Two consultant paediatricians, while praised for their skill, should

have grasped sooner the ''significance of the cascade of collapses''

with which they had to deal.

The report also points to the failure of the pathology department, and

occupational health services, which did not pick up on Allitt's record.

In a statement, Sir Cecil said: ''It takes only two minutues alone

with a helpless patient to kill or injure. Nurses are bound to be alone

with their patients sometimes.

''But henceforward we must be prepared to think the unthinkable

whenever a patient's condition cannot be medically accounted for; a

member of staff might be responsible.''

Allitt probably would have satisfied her urge in almost any hospital,

the report said.

However, Grantham and Kesteven Hospital was ''on the borderline of

viability''. This probably exacerbated delays in detection.

Sir Cecil said proper staffing levels would not have prevented Allitt

from striking out -- but would have made it more difficult.
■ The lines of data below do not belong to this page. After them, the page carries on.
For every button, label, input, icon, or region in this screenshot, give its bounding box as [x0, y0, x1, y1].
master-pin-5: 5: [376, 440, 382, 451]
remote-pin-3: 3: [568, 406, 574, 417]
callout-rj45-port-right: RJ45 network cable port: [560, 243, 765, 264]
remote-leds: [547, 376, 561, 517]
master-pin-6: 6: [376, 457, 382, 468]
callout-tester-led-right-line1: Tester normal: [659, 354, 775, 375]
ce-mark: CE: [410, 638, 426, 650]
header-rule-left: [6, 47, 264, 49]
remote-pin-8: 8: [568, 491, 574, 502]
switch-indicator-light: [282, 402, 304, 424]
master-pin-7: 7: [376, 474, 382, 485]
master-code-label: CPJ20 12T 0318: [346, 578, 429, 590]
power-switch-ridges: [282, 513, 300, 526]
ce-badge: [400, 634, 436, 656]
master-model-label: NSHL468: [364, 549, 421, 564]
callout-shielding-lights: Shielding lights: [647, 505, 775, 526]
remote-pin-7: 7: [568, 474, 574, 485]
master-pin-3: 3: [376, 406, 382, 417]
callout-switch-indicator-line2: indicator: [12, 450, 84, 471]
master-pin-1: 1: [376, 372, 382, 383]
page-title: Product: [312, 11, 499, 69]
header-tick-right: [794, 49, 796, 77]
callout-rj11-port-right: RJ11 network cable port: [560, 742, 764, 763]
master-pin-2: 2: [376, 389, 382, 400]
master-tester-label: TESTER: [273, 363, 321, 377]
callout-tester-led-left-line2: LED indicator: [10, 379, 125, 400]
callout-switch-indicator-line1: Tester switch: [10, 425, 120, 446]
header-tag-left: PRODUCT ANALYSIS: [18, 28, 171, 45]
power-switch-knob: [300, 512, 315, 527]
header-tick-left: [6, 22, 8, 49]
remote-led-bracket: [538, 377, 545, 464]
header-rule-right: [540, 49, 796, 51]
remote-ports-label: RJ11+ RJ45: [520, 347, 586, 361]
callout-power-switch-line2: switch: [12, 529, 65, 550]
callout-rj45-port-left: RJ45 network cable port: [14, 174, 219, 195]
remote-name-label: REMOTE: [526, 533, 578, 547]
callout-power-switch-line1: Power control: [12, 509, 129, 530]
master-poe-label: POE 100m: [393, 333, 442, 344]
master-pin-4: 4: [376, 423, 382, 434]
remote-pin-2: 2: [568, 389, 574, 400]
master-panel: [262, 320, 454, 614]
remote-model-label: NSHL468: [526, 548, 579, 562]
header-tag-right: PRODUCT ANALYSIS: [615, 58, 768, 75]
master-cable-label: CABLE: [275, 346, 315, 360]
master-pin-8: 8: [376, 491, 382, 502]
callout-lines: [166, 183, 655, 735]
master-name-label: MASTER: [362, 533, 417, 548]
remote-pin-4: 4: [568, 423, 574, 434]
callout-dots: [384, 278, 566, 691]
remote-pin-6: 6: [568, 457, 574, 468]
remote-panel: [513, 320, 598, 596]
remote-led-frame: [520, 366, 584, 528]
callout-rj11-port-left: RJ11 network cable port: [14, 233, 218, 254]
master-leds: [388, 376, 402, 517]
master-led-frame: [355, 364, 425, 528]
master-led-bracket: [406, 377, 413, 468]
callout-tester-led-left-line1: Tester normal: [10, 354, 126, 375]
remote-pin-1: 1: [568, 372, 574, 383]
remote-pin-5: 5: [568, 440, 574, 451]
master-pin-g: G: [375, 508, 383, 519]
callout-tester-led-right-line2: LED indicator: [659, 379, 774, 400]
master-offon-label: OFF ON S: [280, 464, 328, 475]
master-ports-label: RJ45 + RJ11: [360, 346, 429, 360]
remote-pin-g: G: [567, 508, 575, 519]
The report upset unions and staff, who claimed they were being

unfairly made to take the blame.

The two doctors criticised in the report rejected the criticisms made

against them.

Consultant paediatricians Nelson Porter and Charith Nanayakkara said

the report failed to take into account problems posed by the extreme

staff shortages on their ward.

They attacked Sir Cecil Clothier for holding the inquiry behind closed

doors and for not taking any evidence from paediatric experts.

Dr Porter said: ''Without the benefit of hindsight it is not

reasonable to suggest that the children on the ward needed protection.

''No professional, within the hospital or outside it, has ever

suggested that we should have been looking for a potential mass murderer

at this or any stage,'' he added.

Dr Nanayakkara said he found it ''most amazing'' that Sir Cecil had

criticised him and his colleague Dr Porter.

Nobody inside or outside the hospital had brought the matter to the

notice of the management or the police until the doctors did so, he


Both the Royal College of Nursing and the Royal College of Midwives

said something must be done to increase staffing levels.

Mr Bob Quick, of the union Unison, said the regional health authority

should have shouldered responsibility. Instead the finger of blame was

pointed at junior staff.

''If there had been more nurses on the ward it would have dramatically

reduced the chances of Allitt harming the children,'' he said.

Mrs Creswen Peasgood, whose eight-week-old son suffered two

respiratory arrests, led calls from parents for a public inquiry.

She said that although the report stated that managers had to take a

certain blame, they had not lost their jobs.

Mrs Judith Gibson, the mother of another victim, said she believed the

report's recommendations should have been implemented already.